Rip.so is a nostalgia memorial cataloging roughly 50 dead digital products: ICQ, GeoCities, Flash, Winamp, Palm Pilot, with tombstone-style entries and a live guestbook.
Key Takeaways
Coverage spans messengers (ICQ, AIM, MSN Messenger, BBM), social networks (MySpace, Vine, Friendster, Orkut), browsers (Netscape, IE), media players, gadgets, and games.
Each entry gives lifespan dates and a short epitaph attributing death to mismanagement, acquisition, or irrelevance.
Google and AOL appear as serial killers: Google shuttered Talk, Reader, Wave, Orkut, and Google+; AOL killed AIM, Winamp, and Bebo.
Some entries blur the alive/dead line: Angelfire, RealPlayer, and Neopets are technically still running but listed as spiritually gone.
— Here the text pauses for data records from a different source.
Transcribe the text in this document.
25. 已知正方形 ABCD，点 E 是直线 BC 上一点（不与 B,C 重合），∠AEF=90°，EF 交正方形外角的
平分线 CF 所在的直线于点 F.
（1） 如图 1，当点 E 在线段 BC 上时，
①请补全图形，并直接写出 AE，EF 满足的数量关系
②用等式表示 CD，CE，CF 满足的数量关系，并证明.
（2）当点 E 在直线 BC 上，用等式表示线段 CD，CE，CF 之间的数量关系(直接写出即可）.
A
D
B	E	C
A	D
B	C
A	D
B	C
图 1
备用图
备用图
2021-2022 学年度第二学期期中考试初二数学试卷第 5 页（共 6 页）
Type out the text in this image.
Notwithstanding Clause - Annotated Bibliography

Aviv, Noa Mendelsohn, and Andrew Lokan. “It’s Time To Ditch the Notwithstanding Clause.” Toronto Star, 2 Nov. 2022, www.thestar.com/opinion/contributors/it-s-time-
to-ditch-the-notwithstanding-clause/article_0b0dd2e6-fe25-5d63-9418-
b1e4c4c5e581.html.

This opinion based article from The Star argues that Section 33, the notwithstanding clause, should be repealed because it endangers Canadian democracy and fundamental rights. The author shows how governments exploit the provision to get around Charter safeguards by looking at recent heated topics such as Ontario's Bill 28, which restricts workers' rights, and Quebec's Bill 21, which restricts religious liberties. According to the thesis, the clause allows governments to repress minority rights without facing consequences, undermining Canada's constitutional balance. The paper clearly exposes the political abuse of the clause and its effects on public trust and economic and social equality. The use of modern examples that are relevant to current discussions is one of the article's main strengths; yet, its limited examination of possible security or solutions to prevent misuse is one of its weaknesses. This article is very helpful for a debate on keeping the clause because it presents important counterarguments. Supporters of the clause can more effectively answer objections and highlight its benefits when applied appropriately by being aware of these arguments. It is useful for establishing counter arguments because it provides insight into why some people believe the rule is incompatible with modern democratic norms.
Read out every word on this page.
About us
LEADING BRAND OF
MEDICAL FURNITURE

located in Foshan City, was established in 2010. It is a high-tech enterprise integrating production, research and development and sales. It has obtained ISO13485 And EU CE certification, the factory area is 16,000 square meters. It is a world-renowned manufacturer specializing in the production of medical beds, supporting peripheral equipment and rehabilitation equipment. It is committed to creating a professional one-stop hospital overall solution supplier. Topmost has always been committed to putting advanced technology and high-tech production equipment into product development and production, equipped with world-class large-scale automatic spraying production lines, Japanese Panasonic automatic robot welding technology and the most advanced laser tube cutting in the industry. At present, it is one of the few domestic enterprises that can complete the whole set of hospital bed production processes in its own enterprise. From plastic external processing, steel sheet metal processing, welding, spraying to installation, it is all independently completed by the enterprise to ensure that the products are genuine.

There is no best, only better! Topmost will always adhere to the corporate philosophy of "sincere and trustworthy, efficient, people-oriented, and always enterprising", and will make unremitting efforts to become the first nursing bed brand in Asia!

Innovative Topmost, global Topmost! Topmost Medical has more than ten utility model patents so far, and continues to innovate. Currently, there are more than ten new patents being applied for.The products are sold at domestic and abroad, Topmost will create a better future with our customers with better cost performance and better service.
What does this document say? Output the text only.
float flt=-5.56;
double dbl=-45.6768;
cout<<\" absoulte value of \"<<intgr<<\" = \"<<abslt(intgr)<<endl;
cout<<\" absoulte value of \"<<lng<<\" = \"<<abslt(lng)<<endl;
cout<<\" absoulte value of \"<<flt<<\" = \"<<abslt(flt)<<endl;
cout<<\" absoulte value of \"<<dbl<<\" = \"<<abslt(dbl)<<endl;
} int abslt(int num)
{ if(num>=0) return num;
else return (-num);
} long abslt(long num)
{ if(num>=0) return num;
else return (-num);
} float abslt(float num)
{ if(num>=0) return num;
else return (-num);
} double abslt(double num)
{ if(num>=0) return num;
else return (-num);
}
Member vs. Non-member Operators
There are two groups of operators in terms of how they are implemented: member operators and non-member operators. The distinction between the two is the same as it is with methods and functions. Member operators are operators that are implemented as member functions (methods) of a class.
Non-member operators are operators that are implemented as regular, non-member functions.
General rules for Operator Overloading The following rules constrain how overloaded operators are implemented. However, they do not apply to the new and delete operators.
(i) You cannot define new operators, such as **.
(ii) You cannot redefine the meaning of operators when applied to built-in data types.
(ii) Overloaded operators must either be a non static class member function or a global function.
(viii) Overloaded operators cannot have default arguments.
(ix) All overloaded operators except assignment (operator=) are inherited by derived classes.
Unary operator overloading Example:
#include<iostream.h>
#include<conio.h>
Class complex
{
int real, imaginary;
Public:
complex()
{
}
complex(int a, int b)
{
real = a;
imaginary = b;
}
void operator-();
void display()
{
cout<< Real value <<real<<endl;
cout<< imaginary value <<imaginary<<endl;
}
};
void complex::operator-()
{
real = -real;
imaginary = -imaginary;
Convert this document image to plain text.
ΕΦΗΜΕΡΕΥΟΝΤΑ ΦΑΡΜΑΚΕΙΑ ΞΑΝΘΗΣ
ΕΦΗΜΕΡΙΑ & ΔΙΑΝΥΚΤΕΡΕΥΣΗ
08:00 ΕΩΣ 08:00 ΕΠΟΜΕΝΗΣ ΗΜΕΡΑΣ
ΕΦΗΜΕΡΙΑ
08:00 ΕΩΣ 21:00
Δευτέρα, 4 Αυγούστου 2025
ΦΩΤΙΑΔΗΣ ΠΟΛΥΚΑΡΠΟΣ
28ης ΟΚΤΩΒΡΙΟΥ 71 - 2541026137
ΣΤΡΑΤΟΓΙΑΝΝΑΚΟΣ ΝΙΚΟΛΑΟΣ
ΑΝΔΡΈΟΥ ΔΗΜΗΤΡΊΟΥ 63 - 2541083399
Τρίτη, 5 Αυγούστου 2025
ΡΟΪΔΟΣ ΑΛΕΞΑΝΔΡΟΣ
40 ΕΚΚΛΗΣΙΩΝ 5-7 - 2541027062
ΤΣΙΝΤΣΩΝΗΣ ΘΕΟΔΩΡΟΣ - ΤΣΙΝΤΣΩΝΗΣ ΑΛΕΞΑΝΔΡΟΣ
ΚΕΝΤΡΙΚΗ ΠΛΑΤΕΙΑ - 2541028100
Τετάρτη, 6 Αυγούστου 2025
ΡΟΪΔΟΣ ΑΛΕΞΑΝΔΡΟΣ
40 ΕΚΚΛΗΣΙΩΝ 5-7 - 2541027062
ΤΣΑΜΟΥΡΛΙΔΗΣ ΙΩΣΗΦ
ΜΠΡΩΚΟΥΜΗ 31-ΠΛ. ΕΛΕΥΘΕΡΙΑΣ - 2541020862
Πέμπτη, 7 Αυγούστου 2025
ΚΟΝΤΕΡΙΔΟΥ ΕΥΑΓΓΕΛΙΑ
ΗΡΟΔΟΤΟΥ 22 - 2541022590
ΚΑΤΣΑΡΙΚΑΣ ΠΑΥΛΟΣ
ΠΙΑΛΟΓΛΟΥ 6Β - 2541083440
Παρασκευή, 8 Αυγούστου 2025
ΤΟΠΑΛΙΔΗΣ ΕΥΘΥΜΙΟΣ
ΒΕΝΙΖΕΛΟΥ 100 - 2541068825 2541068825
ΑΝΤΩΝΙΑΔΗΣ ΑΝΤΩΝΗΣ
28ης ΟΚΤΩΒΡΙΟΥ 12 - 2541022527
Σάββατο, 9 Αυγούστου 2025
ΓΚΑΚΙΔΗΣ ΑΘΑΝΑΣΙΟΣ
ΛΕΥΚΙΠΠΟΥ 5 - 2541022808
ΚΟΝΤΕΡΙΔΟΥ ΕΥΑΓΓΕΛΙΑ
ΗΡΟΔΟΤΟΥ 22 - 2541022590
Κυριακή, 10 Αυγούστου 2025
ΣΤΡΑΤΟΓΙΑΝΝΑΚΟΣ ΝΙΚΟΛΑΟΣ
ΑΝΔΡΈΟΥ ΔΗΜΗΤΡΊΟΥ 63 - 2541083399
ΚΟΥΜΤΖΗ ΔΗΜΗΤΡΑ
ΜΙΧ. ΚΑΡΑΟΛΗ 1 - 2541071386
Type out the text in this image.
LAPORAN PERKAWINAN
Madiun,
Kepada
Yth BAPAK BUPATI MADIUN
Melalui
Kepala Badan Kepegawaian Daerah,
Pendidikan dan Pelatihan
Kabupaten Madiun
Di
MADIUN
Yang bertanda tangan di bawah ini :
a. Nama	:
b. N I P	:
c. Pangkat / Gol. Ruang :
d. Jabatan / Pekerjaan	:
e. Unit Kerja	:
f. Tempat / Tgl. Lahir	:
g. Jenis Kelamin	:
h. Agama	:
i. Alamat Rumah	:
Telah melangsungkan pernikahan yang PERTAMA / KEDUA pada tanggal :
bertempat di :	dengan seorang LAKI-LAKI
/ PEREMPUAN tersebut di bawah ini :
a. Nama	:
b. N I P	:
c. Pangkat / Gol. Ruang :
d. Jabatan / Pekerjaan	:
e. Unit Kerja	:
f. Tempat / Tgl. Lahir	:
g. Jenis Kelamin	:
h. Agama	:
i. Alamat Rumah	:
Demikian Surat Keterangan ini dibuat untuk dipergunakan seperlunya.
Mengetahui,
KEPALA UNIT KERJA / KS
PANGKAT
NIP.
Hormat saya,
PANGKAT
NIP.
The page self-describes as under construction and includes a live guestbook with user entries timestamped April 2026.
Hacker News Comment Review
Commenters reacted warmly but immediately flagged Skype as a glaring omission, given its collapse mirrors many entries already on the page.
A real UX problem: a flashing yellow bar near the top was called literally impossible to read, as human attention involuntarily tracks the fastest-moving element.
Requests included adding original product logos for sentimental value; one commenter’s specific RealPlayer memory shows the page triggers personal, not just cultural, nostalgia.